‘O primeiro registro recente que encontrei foi no ‘Estado de S. Paulo’, uma nota publicada no dia 3 de novembro: ‘Em Minas, governo cortou R$ 2 bilhões e reduziu déficit’. O texto informava que até o final do ano o governador de Minas, Aécio Neves, equilibraria as finanças. Segundo o jornal, ‘o choque de gestão de Aécio já é elogiado em todo o país e virou uma espécie de produto de exportação do governo mineiro’.
Depois, veio a ‘Veja’. A edição que circulou a partir do sábado, dia 20, trouxe uma reportagem de quatro páginas que abre com uma foto do governador vazada pelo título ‘Uma empresa chamada Minas’.
O texto é conclusivo: ‘Em apenas dois anos, o Estado sai do vermelho graças a um processo de saneamento baseado em métodos da iniciativa privada’. Em resumo, a reportagem informa que Aécio recebeu do ex-governador Itamar Franco um Estado ‘praticamente falido’, ‘inadimplente’, com um déficit anual de R$ 2,4 bilhões, sem credibilidade para contrair empréstimos internacionais. Dois anos depois, ‘em tempo recorde’, saneou as finanças.
Pela primeira vez aparecem as palavras-chave: déficit zero. Os termos usados para descrever o fenômeno foram, entre outros, ‘política administrativa austera’, ‘rigor administrativo’, ‘choque de gestão’, ‘técnicos competentes’. A reportagem enumera as medidas tomadas pelo governo para alcançar tal êxito e termina com um elogio do diretor do Banco Mundial para o Brasil, Vinod Thomas.
Na segunda-feira, 22, foi a vez da Folha. Na seção ‘Tendências/ Debates’ foi publicado artigo do governador Aécio Neves: ‘Déficit zero em Minas Gerais’. No mesmo dia, Aécio almoçou na Folha, conforme o jornal registrou na sua edição de terça-feira.

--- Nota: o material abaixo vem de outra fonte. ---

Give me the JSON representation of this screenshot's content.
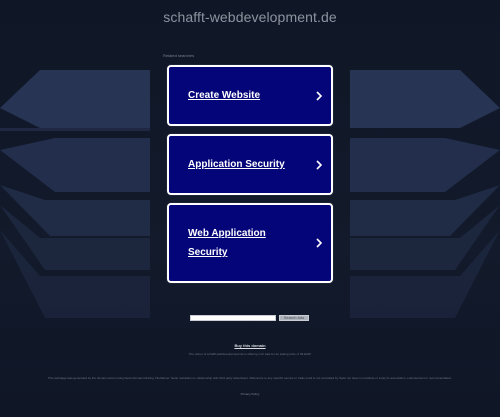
{
  "header": {
    "domain_title": "schafft-webdevelopment.de",
    "related_searches_label": "Related searches"
  },
  "cards": [
    {
      "label": "Create Website"
    },
    {
      "label": "Application Security"
    },
    {
      "label": "Web Application Security"
    }
  ],
  "search": {
    "placeholder": "",
    "button_label": "Search Ads"
  },
  "footer": {
    "buy_link": "Buy this domain",
    "owner_note": "The owner of schafft-webdevelopment.de is offering it for sale for an asking price of 99 EUR!",
    "disclaimer": "This webpage was generated by the domain owner using Sedo Domain Parking. Disclaimer: Sedo maintains no relationship with third party advertisers. Reference to any specific service or trade mark is not controlled by Sedo nor does it constitute or imply its association, endorsement or recommendation.",
    "privacy_link": "Privacy Policy"
  },
  "colors": {
    "background": "#101828",
    "card_fill": "#05057a",
    "card_border": "#ffffff",
    "decor_band": "#2c3a5c"
  },
  "icons": {
    "card_chevron": "chevron-right-icon"
  }
}
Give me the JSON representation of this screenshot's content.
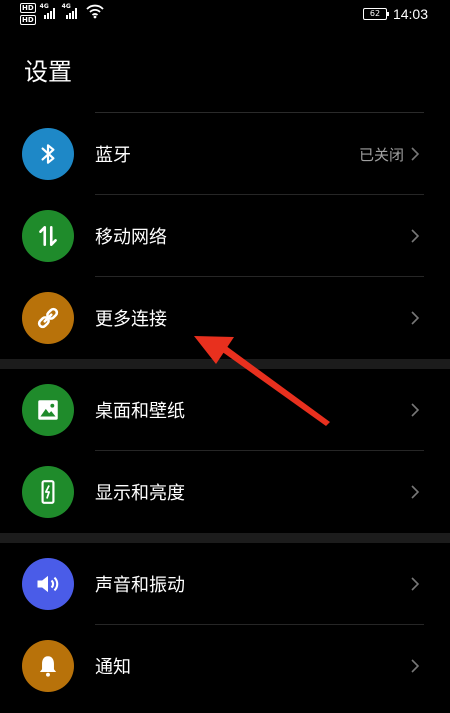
{
  "status_bar": {
    "hd_badge_1": "HD",
    "hd_badge_2": "HD",
    "signal_1_label": "4G",
    "signal_2_label": "4G",
    "battery_level": "62",
    "time": "14:03"
  },
  "page": {
    "title": "设置"
  },
  "settings": {
    "bluetooth": {
      "label": "蓝牙",
      "value": "已关闭",
      "icon": "bluetooth-icon",
      "color": "#1e88c7"
    },
    "mobile_network": {
      "label": "移动网络",
      "icon": "data-transfer-icon",
      "color": "#1f8b2b"
    },
    "more_connections": {
      "label": "更多连接",
      "icon": "link-icon",
      "color": "#b8720a"
    },
    "wallpaper": {
      "label": "桌面和壁纸",
      "icon": "image-icon",
      "color": "#1f8b2b"
    },
    "display": {
      "label": "显示和亮度",
      "icon": "phone-brightness-icon",
      "color": "#1f8b2b"
    },
    "sound": {
      "label": "声音和振动",
      "icon": "speaker-icon",
      "color": "#4a5ce8"
    },
    "notifications": {
      "label": "通知",
      "icon": "bell-icon",
      "color": "#b8720a"
    }
  },
  "annotation": {
    "color": "#e8301e",
    "points_to": "more_connections"
  }
}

No dia 23, terça, o assunto ‘explodiu’ na imprensa, principalmente na mineira. Os três principais jornais de Belo Horizonte trouxeram um anúncio pago pelo governo estadual e pelo Banco de Desenvolvimento de Minas Gerais na sobrecapa que cobria suas primeiras páginas: ‘Um dia histórico para todos os mineiros. Minas Gerais anuncia o Déficit Zero’.
Campanha publicitária
O feito foi a manchete do ‘Estado de Minas’: ‘Minas zera déficit público’. Os jornais ‘O Tempo’ e ‘Hoje em Dia’ não deram manchete, mas chamadas na primeira página para a informação de que o governador anunciaria naquele dia que alcançara o déficit zero.
Na quarta, dia 24, como os três diários de Minas já tinham usado, na véspera, a expressão déficit zero, saíram com outro enfoque, mas com títulos semelhantes: ‘Minas vai investir R$ 1,7 bi em 2005’ (‘Estado de Minas’), ‘Minas retoma investimentos sociais’ (‘O Tempo’) e ‘Minas retoma investimento no ano de 2005’ (‘Hoje em Dia’). E todos trazem no pé de suas capas um novo anúncio do governo: ‘Déficit zero. Minas nos trilhos’.
Fora de Minas, o ‘Estado’ e ‘O Globo’ trouxeram pequenas notas com os dados divulgados pelo governo mineiro. ‘Valor’ trouxe uma reportagem maior. A Folha não publicou a notícia. Ao longo da semana, pelo menos três colunistas repercutiram o acontecimento: na Folha, Luís Nassif (quarta) e Gilberto Dimenstein (domingo); no ‘Globo’, Tereza Cruvinel (quinta).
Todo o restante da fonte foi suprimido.